For over a decade, the E Tū Whānau movement has been sharing ideas and building alliances with like-minded whānau, hapū and iwi as we all work towards a shared vision − an Aotearoa where ‘whānau are strong, safe and prosperous; living with a clear sense of identity and cultural integrity, and with control over their destiny. Te mana kaha o te whānau!’
The recent launch of Tū Pono: Te Mana Kaha ō te Whānau, at Christchurch’s Rehua Marae, is a tangible example of how that vision is getting a little closer to reality.
Strategy to reduce violence
Tū Pono is a Ngāi Tahu-led strategy to reduce the impact that family violence is having on families and communities throughout Te Waipounamu and Aotearoa.
It developed out of a series of community and whānau consultations lead by Tā Mark Solomon, then Kaiwhakahaere of Te Rūnanga o Ngāi Tahu and Helen Leahy of Te Pūtahitanga o Te Waipounamu, the Whānau Ora Commissioning Agency. The aim was to start meaningful conversations about how the people of Te Waipounamu deal with the problems of whānau violence in a Ngāi Tahu way.
Tania Mataki, a member of the E Tū Whānau Māori Leadership Group and Practice Manager at Te Puna Oranga in Ōtautahi, took part in the marae by marae consultations and the round of hui.
“E Tū Whānau’s support enabled us to take whānau champions with us − rangatahi, pākeke, kuia and kaumātua – as we travelled from urban areas to often quite isolated rural areas.”
“We acknowledged the hurt suffered by many, and heard what those whānau wanted to tell us about their experience of change and transformation.”
Tania’s mother, the highly respected kuia, Whaea Kiwa Hutchens was a valued part of the consultation hikoi.
“Mum and I shared a case of abuse in our own family and talked about the way we addressed the situation collectively. It’s not an easy thing for any family to deal with but we talked about the importance of being open, holding the whānau member who committed this abuse responsible for his actions and finding ways, as a family, to acknowledge the hurt, to heal, change and transform.”
At the hui people talked about whānau violence resulting from the misuse of alcohol and drugs, but they also talked about the loss of language, the loss of connection and the need to nurture relationships and build on them.
Tania said it was noticeable how often women talked about their children or menfolk, but not about themselves.
“We had to ask them to talk more about their own experience and what they needed for themselves.“
One thing that became clear from the overall feedback was that whānau believed in themselves, says Tania. “They felt that they had the solutions to their own problems but they were also asking for support.”
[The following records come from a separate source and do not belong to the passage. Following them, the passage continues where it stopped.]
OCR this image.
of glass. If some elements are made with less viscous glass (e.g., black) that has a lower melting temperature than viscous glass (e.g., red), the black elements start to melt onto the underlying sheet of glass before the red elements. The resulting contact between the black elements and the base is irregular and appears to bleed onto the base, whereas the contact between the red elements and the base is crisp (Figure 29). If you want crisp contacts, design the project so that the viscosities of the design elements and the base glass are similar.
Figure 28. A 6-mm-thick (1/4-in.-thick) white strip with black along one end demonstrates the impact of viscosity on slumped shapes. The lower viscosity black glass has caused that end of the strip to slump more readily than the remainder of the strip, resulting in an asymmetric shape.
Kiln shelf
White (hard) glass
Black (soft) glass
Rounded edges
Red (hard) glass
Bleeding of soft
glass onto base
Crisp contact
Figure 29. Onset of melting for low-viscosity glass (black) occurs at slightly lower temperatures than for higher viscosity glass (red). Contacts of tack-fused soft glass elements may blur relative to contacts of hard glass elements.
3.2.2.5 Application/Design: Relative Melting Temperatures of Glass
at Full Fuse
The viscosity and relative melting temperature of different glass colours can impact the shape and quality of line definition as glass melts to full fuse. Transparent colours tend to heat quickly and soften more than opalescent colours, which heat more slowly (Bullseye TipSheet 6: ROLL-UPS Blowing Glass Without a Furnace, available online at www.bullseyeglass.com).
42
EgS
“They wanted help to highlight the value of relationships within Te Ao Māori in simple, easy to understand ways. They also wanted practical ideas for using the knowledge they already have to safely support whānau affected by sexual or domestic violence.”
Time to stand up
A simply written booklet with ideas on how a whole community can act together to support whānau who’ve disclosed sexual violence and to prevent further abuse is being developed. It’s an immediate response, but the Tū Pono strategy is a blueprint for much more.
As Dame Tariana Turia said at the launch of Tū Pono, “We must all hold hands together and take our whānau, particularly our tamariki, to that special place our tūpuna prepared for us.
“We are born of greatness. Let us live it with pride and strength. While we may acknowledge trauma and reasons for these dreadful statistics of family violence, we must also stand up and say there is no excuse.”